The consultant's 16th annual Accounting for Pensions survey also calculated that had new International Accounting Standards Board proposals to include pension-related losses and gains on company income statements been in force for 2008, aggregate profits for the FTSE100 companies reporting in December 2008 would have been slashed by 70% - from £46bn (US$78.2bn) to £13bn - due almost entirely to falling equity markets.
The survey also revealed the top publicly listed schemes had seen their deficit more than double to £96bn in mid-July from just £41bn a year ago.
And it said the fallout from the collapse of Lehman Brothers hit pension scheme assets particularly hard.
LCP partner Bob Scott said: "The collapse of Lehman Brothers in September 2008 had a significant impact on the UK pension schemes of FTSE 100 companies. Asset values fell sharply yet, paradoxically, the effect did not show up immediately in company accounts as corporate bond yields rose and inflation expectations fell.

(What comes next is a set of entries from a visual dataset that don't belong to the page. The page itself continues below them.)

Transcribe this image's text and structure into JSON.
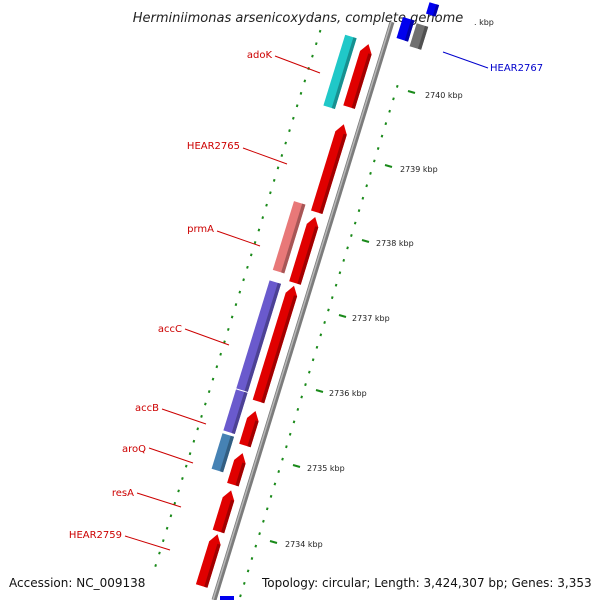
{
  "title": "Herminiimonas arsenicoxydans, complete genome",
  "footer": {
    "accession": "Accession: NC_009138",
    "summary": "Topology: circular; Length: 3,424,307 bp; Genes: 3,353"
  },
  "colors": {
    "forward_gene": "#e00000",
    "reverse_gene_adoK": "#20c8c8",
    "reverse_gene_prmA": "#e87878",
    "reverse_gene_acc": "#6a5acd",
    "reverse_gene_aroQ": "#4682b4",
    "top_gene_blue": "#0000ee",
    "top_gene_gray": "#707070",
    "backbone": "#888888",
    "tick": "#1a8a1a",
    "label_red": "#cc0000",
    "label_blue": "#0000cc"
  },
  "scale_ticks": [
    {
      "label": "2734 kbp"
    },
    {
      "label": "2735 kbp"
    },
    {
      "label": "2736 kbp"
    },
    {
      "label": "2737 kbp"
    },
    {
      "label": "2738 kbp"
    },
    {
      "label": "2739 kbp"
    },
    {
      "label": "2740 kbp"
    },
    {
      "label": ". kbp"
    }
  ],
  "gene_labels": [
    {
      "name": "adoK"
    },
    {
      "name": "HEAR2765"
    },
    {
      "name": "prmA"
    },
    {
      "name": "accC"
    },
    {
      "name": "accB"
    },
    {
      "name": "aroQ"
    },
    {
      "name": "resA"
    },
    {
      "name": "HEAR2759"
    },
    {
      "name": "HEAR2767"
    }
  ]
}
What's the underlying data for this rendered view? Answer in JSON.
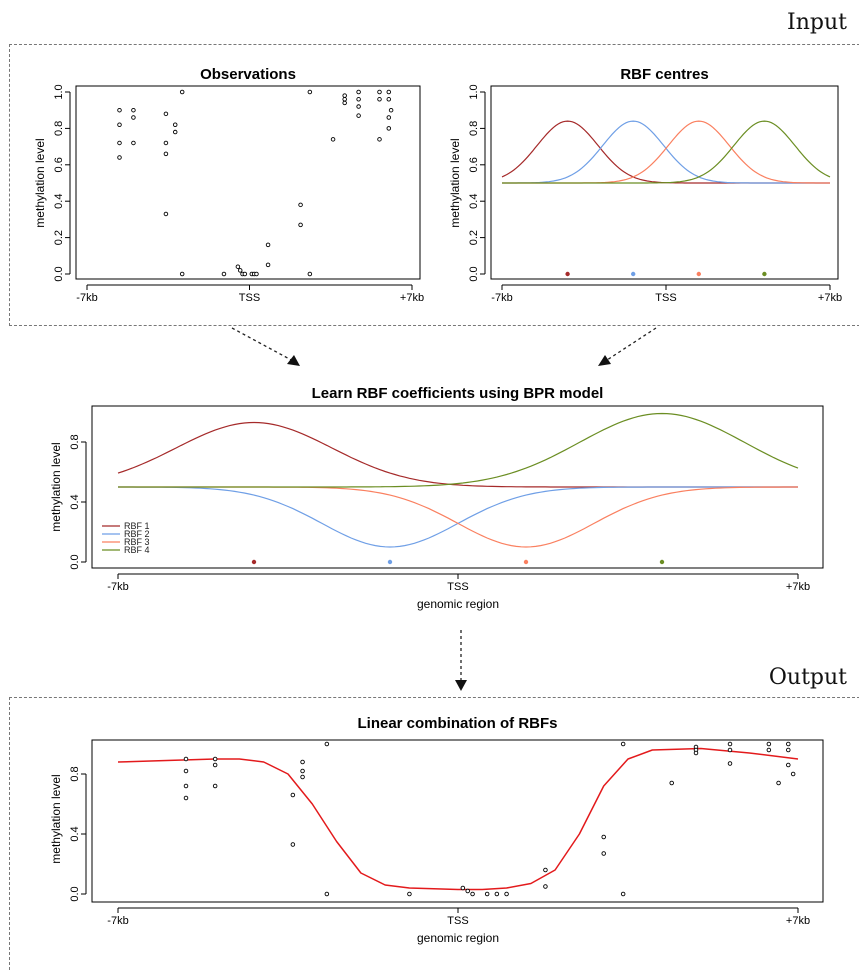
{
  "sections": {
    "input": "Input",
    "output": "Output"
  },
  "chart_data": [
    {
      "id": "observations",
      "type": "scatter",
      "title": "Observations",
      "ylabel": "methylation level",
      "xlabel": "",
      "xlim": [
        -7,
        7
      ],
      "ylim": [
        0,
        1
      ],
      "xticks": [
        {
          "v": -7,
          "label": "-7kb"
        },
        {
          "v": 0,
          "label": "TSS"
        },
        {
          "v": 7,
          "label": "+7kb"
        }
      ],
      "yticks": [
        {
          "v": 0,
          "label": "0.0"
        },
        {
          "v": 0.2,
          "label": "0.2"
        },
        {
          "v": 0.4,
          "label": "0.4"
        },
        {
          "v": 0.6,
          "label": "0.6"
        },
        {
          "v": 0.8,
          "label": "0.8"
        },
        {
          "v": 1.0,
          "label": "1.0"
        }
      ],
      "points": [
        [
          -5.6,
          0.9
        ],
        [
          -5.6,
          0.82
        ],
        [
          -5.6,
          0.72
        ],
        [
          -5.6,
          0.64
        ],
        [
          -5.0,
          0.9
        ],
        [
          -5.0,
          0.86
        ],
        [
          -5.0,
          0.72
        ],
        [
          -3.6,
          0.88
        ],
        [
          -3.6,
          0.72
        ],
        [
          -3.6,
          0.66
        ],
        [
          -3.6,
          0.33
        ],
        [
          -3.2,
          0.82
        ],
        [
          -3.2,
          0.78
        ],
        [
          -2.9,
          1.0
        ],
        [
          -2.9,
          0.0
        ],
        [
          -1.1,
          0.0
        ],
        [
          -0.5,
          0.04
        ],
        [
          -0.4,
          0.02
        ],
        [
          -0.3,
          0.0
        ],
        [
          -0.2,
          0.0
        ],
        [
          0.1,
          0.0
        ],
        [
          0.2,
          0.0
        ],
        [
          0.3,
          0.0
        ],
        [
          0.8,
          0.16
        ],
        [
          0.8,
          0.05
        ],
        [
          2.2,
          0.38
        ],
        [
          2.2,
          0.27
        ],
        [
          2.6,
          1.0
        ],
        [
          2.6,
          0.0
        ],
        [
          3.6,
          0.74
        ],
        [
          4.1,
          0.98
        ],
        [
          4.1,
          0.96
        ],
        [
          4.1,
          0.94
        ],
        [
          4.7,
          1.0
        ],
        [
          4.7,
          0.96
        ],
        [
          4.7,
          0.92
        ],
        [
          4.7,
          0.87
        ],
        [
          5.6,
          1.0
        ],
        [
          5.6,
          0.96
        ],
        [
          5.6,
          0.74
        ],
        [
          6.0,
          1.0
        ],
        [
          6.0,
          0.96
        ],
        [
          6.0,
          0.86
        ],
        [
          6.0,
          0.8
        ],
        [
          6.1,
          0.9
        ]
      ]
    },
    {
      "id": "rbf-centres",
      "type": "line",
      "title": "RBF centres",
      "ylabel": "methylation level",
      "xlabel": "",
      "xlim": [
        -7,
        7
      ],
      "ylim": [
        0,
        1
      ],
      "xticks": [
        {
          "v": -7,
          "label": "-7kb"
        },
        {
          "v": 0,
          "label": "TSS"
        },
        {
          "v": 7,
          "label": "+7kb"
        }
      ],
      "yticks": [
        {
          "v": 0,
          "label": "0.0"
        },
        {
          "v": 0.2,
          "label": "0.2"
        },
        {
          "v": 0.4,
          "label": "0.4"
        },
        {
          "v": 0.6,
          "label": "0.6"
        },
        {
          "v": 0.8,
          "label": "0.8"
        },
        {
          "v": 1.0,
          "label": "1.0"
        }
      ],
      "baseline": 0.5,
      "series": [
        {
          "center": -4.2,
          "amp": 0.34,
          "width": 1.3,
          "color": "#a52a2a"
        },
        {
          "center": -1.4,
          "amp": 0.34,
          "width": 1.3,
          "color": "#6f9fe6"
        },
        {
          "center": 1.4,
          "amp": 0.34,
          "width": 1.3,
          "color": "#fa8060"
        },
        {
          "center": 4.2,
          "amp": 0.34,
          "width": 1.3,
          "color": "#6b8e23"
        }
      ],
      "centre_markers": [
        -4.2,
        -1.4,
        1.4,
        4.2
      ]
    },
    {
      "id": "learn-rbf",
      "type": "line",
      "title": "Learn RBF coefficients using BPR model",
      "ylabel": "methylation level",
      "xlabel": "genomic region",
      "xlim": [
        -7,
        7
      ],
      "ylim": [
        0,
        1
      ],
      "xticks": [
        {
          "v": -7,
          "label": "-7kb"
        },
        {
          "v": 0,
          "label": "TSS"
        },
        {
          "v": 7,
          "label": "+7kb"
        }
      ],
      "yticks": [
        {
          "v": 0,
          "label": "0.0"
        },
        {
          "v": 0.4,
          "label": "0.4"
        },
        {
          "v": 0.8,
          "label": "0.8"
        }
      ],
      "baseline": 0.5,
      "series": [
        {
          "name": "RBF 1",
          "center": -4.2,
          "amp": 0.43,
          "width": 1.6,
          "color": "#a52a2a"
        },
        {
          "name": "RBF 2",
          "center": -1.4,
          "amp": -0.4,
          "width": 1.4,
          "color": "#6f9fe6"
        },
        {
          "name": "RBF 3",
          "center": 1.4,
          "amp": -0.4,
          "width": 1.4,
          "color": "#fa8060"
        },
        {
          "name": "RBF 4",
          "center": 4.2,
          "amp": 0.49,
          "width": 1.7,
          "color": "#6b8e23"
        }
      ],
      "centre_markers": [
        -4.2,
        -1.4,
        1.4,
        4.2
      ],
      "legend": "bottom-left"
    },
    {
      "id": "linear-combination",
      "type": "scatter",
      "title": "Linear combination of RBFs",
      "ylabel": "methylation level",
      "xlabel": "genomic region",
      "xlim": [
        -7,
        7
      ],
      "ylim": [
        0,
        1
      ],
      "xticks": [
        {
          "v": -7,
          "label": "-7kb"
        },
        {
          "v": 0,
          "label": "TSS"
        },
        {
          "v": 7,
          "label": "+7kb"
        }
      ],
      "yticks": [
        {
          "v": 0,
          "label": "0.0"
        },
        {
          "v": 0.4,
          "label": "0.4"
        },
        {
          "v": 0.8,
          "label": "0.8"
        }
      ],
      "curve": [
        [
          -7,
          0.88
        ],
        [
          -6,
          0.89
        ],
        [
          -5,
          0.9
        ],
        [
          -4.5,
          0.9
        ],
        [
          -4,
          0.88
        ],
        [
          -3.5,
          0.8
        ],
        [
          -3,
          0.6
        ],
        [
          -2.5,
          0.35
        ],
        [
          -2,
          0.14
        ],
        [
          -1.5,
          0.06
        ],
        [
          -1,
          0.04
        ],
        [
          0,
          0.03
        ],
        [
          0.5,
          0.03
        ],
        [
          1,
          0.04
        ],
        [
          1.5,
          0.07
        ],
        [
          2,
          0.16
        ],
        [
          2.5,
          0.4
        ],
        [
          3,
          0.72
        ],
        [
          3.5,
          0.9
        ],
        [
          4,
          0.96
        ],
        [
          5,
          0.97
        ],
        [
          6,
          0.94
        ],
        [
          7,
          0.9
        ]
      ],
      "curve_color": "#e31a1c",
      "points": [
        [
          -5.6,
          0.9
        ],
        [
          -5.6,
          0.82
        ],
        [
          -5.6,
          0.72
        ],
        [
          -5.6,
          0.64
        ],
        [
          -5.0,
          0.9
        ],
        [
          -5.0,
          0.86
        ],
        [
          -5.0,
          0.72
        ],
        [
          -3.4,
          0.66
        ],
        [
          -3.4,
          0.33
        ],
        [
          -3.2,
          0.88
        ],
        [
          -3.2,
          0.82
        ],
        [
          -3.2,
          0.78
        ],
        [
          -2.7,
          1.0
        ],
        [
          -2.7,
          0.0
        ],
        [
          -1.0,
          0.0
        ],
        [
          0.1,
          0.04
        ],
        [
          0.2,
          0.02
        ],
        [
          0.3,
          0.0
        ],
        [
          0.6,
          0.0
        ],
        [
          0.8,
          0.0
        ],
        [
          1.0,
          0.0
        ],
        [
          1.8,
          0.16
        ],
        [
          1.8,
          0.05
        ],
        [
          3.0,
          0.38
        ],
        [
          3.0,
          0.27
        ],
        [
          3.4,
          1.0
        ],
        [
          3.4,
          0.0
        ],
        [
          4.4,
          0.74
        ],
        [
          4.9,
          0.98
        ],
        [
          4.9,
          0.96
        ],
        [
          4.9,
          0.94
        ],
        [
          5.6,
          1.0
        ],
        [
          5.6,
          0.96
        ],
        [
          5.6,
          0.87
        ],
        [
          6.4,
          1.0
        ],
        [
          6.4,
          0.96
        ],
        [
          6.8,
          1.0
        ],
        [
          6.8,
          0.96
        ],
        [
          6.8,
          0.86
        ],
        [
          6.9,
          0.8
        ],
        [
          6.6,
          0.74
        ]
      ]
    }
  ]
}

"However, since March this year, deficits have ballooned as aggressive cuts in interest rates and quantitative easing have caused these factors to reverse."
He said: "Looking ahead, the outlook for the economy and financial markets remains unclear, creating further uncertainty for pension scheme finances. Those companies which work with their pension scheme trustees to identify and reduce pensions risk will be better placed to weather any future financial storms than those which fail to act."
LCP additionally said some companies may be paying insufficient attention to their pension risks.
It's survey found that, while 46 FTSE100 companies identify pensions as a key risk to their business, only 17 set out a policy in their report and accounts for dealing with pension risk.
It said was "very different" to the comprehensive approach taken by all FTSE100 companies to their other financial risks, such as changing fuel prices or foreign currency exchange rates, where there is full disclosure on risk management.